Flensburg | Ist das ehrgeizige Stadtwerkeprojekt KWKPlus eine Mogelpackung? Die Akopol-Ratsfraktion behauptet in einer Pressemitteilung genau dies. Und mehr noch: "Das Projekt ist nicht nur ein Millionengrab", behauptet Jörg Pepmeyer als Vorsitzender der Mini-Fraktion, "sondern eine strategische und unternehmerische Fehlentscheidung", die auch in Zukunft für kräftig steigende Energiepreise in Flensburg sorgen werde. Die Stadtwerke widersprechen. Pepmeyer vergleiche willkürlich Zahlen, ohne das entsprechende Umfeld zu berücksichtigen.

Für die erfolgreichste Tochter der Stadt war es das Zukunftsprojekt schlechthin: 2009 stellte Stadtwerke-Geschäftsführer Matthias Wolfskeil das Projekt KWKPlus als bedeutsamen Schritt in die Zukunft und zu einem CO2-neutralen Kraftwerk (bis 2050) vor. Bis 2012 sollen aus Müll gewonnene Ersatzbrennstoffe (EBS) und Holzhäcksel 35 Prozent Kohle einsparen helfen, 2050 soll die Anlage zu 100 Prozent mit diesen EBS betrieben werden. Dazu nahm das Unternehmen richtig Geld in die Hand: 60 Millionen Euro.

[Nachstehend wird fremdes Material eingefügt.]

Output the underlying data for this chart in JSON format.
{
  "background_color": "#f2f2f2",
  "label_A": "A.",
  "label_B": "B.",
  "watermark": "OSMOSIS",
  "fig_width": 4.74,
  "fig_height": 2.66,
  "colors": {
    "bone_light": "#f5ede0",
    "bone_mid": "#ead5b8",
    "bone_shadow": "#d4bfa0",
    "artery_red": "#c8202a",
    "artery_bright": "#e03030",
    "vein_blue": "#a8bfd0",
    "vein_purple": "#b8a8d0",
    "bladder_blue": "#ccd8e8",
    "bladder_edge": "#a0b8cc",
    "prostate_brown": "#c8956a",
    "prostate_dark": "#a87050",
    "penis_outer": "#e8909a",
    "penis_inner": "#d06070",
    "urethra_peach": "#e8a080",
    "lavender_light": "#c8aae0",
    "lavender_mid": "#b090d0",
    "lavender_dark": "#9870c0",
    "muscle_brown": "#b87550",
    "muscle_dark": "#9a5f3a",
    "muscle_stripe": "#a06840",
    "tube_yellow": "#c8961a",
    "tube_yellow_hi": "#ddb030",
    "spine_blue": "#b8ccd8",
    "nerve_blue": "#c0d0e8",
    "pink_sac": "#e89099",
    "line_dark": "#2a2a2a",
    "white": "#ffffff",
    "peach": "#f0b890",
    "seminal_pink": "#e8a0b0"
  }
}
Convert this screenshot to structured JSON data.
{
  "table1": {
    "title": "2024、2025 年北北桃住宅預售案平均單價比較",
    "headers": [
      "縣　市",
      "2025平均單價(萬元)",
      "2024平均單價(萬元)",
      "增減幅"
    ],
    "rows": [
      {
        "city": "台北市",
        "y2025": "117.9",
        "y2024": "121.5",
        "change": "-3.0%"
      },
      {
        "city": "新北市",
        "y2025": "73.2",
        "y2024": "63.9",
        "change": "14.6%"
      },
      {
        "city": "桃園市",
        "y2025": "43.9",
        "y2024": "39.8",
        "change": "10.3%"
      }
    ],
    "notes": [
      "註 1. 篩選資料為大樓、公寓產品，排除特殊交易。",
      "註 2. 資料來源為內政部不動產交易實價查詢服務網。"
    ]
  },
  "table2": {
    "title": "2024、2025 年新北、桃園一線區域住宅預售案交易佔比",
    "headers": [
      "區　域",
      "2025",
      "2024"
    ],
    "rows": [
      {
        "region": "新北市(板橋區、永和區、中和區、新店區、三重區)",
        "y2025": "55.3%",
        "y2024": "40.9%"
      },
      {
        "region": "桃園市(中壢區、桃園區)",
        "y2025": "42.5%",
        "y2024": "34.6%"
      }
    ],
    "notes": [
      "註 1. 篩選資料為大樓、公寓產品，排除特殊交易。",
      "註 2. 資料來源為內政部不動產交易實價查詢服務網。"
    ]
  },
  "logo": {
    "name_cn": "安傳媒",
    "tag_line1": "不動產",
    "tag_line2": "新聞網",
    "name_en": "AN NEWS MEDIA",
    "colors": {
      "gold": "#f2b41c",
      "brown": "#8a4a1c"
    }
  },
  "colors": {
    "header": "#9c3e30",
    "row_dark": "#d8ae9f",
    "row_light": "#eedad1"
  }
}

Eben das, behauptet Jörg Pepmeyer, wird dem Unternehmen massive wirtschaftliche Probleme bescheren. Pepmeyer, bis zu seiner Trennung von der WiF-Ratsfraktion im Aufsichtsrat vertreten, sieht keine Möglichkeit, die - großenteils kreditfinanzierte - 60-Millionen-Investition ohne massive Gebührensteigerungen zu refinanzieren. Den Nachweis nämlich, dass sich KWKPlus preis- und kostensenkend in der Bilanz auswirken, sei das Unternehmen bislang schuldig geblieben.

Anzeichen dafür, dass die KWK-Rechnung aufgeht, sieht der Akopol-Ratsherr eher nicht. Pepmeyer hat für die Jahre 2006 bis 2009 eine eigene Rechnung aufgemacht. In diesem Zeitraum seien 86 000 Tonnen EBS eingesetzt worden - entsprechend knapp der Hälfte der benötigten Kohle. Er kommt zu dem Resultat, dass rechnerisch ein Plus von 3,68 Millionen Euro am Ende stand - freilich nur, wenn man die EBS als Gratisposten in die Rechnung einbezieht. Eine illusorische Vorstellung. Tatsächlich, so Pepmeyer, seien die Kosten für Holzhackschnitzel und aus Müll gewonnenen EBS kräftig geklettert - aus seiner Sicht ein wesentlicher Grund dafür, dass die MEISH seit Jahren Millionenverluste anhäuft.

Diese 100-prozentige Stadtwerke-Tochter ist für Einkauf und Aufbereitung der EBS zuständig und schreibt rote Zahlen am laufenden Band. Aktuell werden für das laufende Jahr 850 000 Euro erwartet, insgesamt ordnet der Ex-Aufsichtsrat bei 4 Millionen Euro ein. Er vermutet, dass die defizitäre MEISH die tatsächliche Situation von KWKPlus abbildet. "Die wirklichen Kosten werden dort geparkt!" Vor diesem Hintergrund verlangt er von den Stadtwerken, die betrieblichen Effekte von EBS und Holzhackschnitzeln öffentlich darzulegen.

An der Batteriestraße betrachtet man die Dinge ein wenig anders. So könne man die 60 Millionen nicht ausschließlich auf das Projekt anrechnen, sagt Unternehmenssprecher Peer Holdensen. Darin seien zusätzliche Projekte enthalten, die ursprünglich nicht geplant, dann aber in die Maßnahme hineinbezogen worden seien: der Bau einer Lagerhalle beispielsweise, Schallschutzmaßnahmen oder die Erneuerung der Mess-, Steuer- und Regeltechnik. Bei einer Betrachtung des Projektes müssten zudem die gesamten Erlöse und Kosten betrachtet werden", so Holdensen. Beispielsweise erhielten die Stadtwerke für den Einsatz von EBS Zertifikate für den CO2-Handel, die an der Börse gehandelt werden. Fazit der Stadtwerke: Unter dem Strich rechnet sich der Einsatz der Sekundär-Brennstoffe.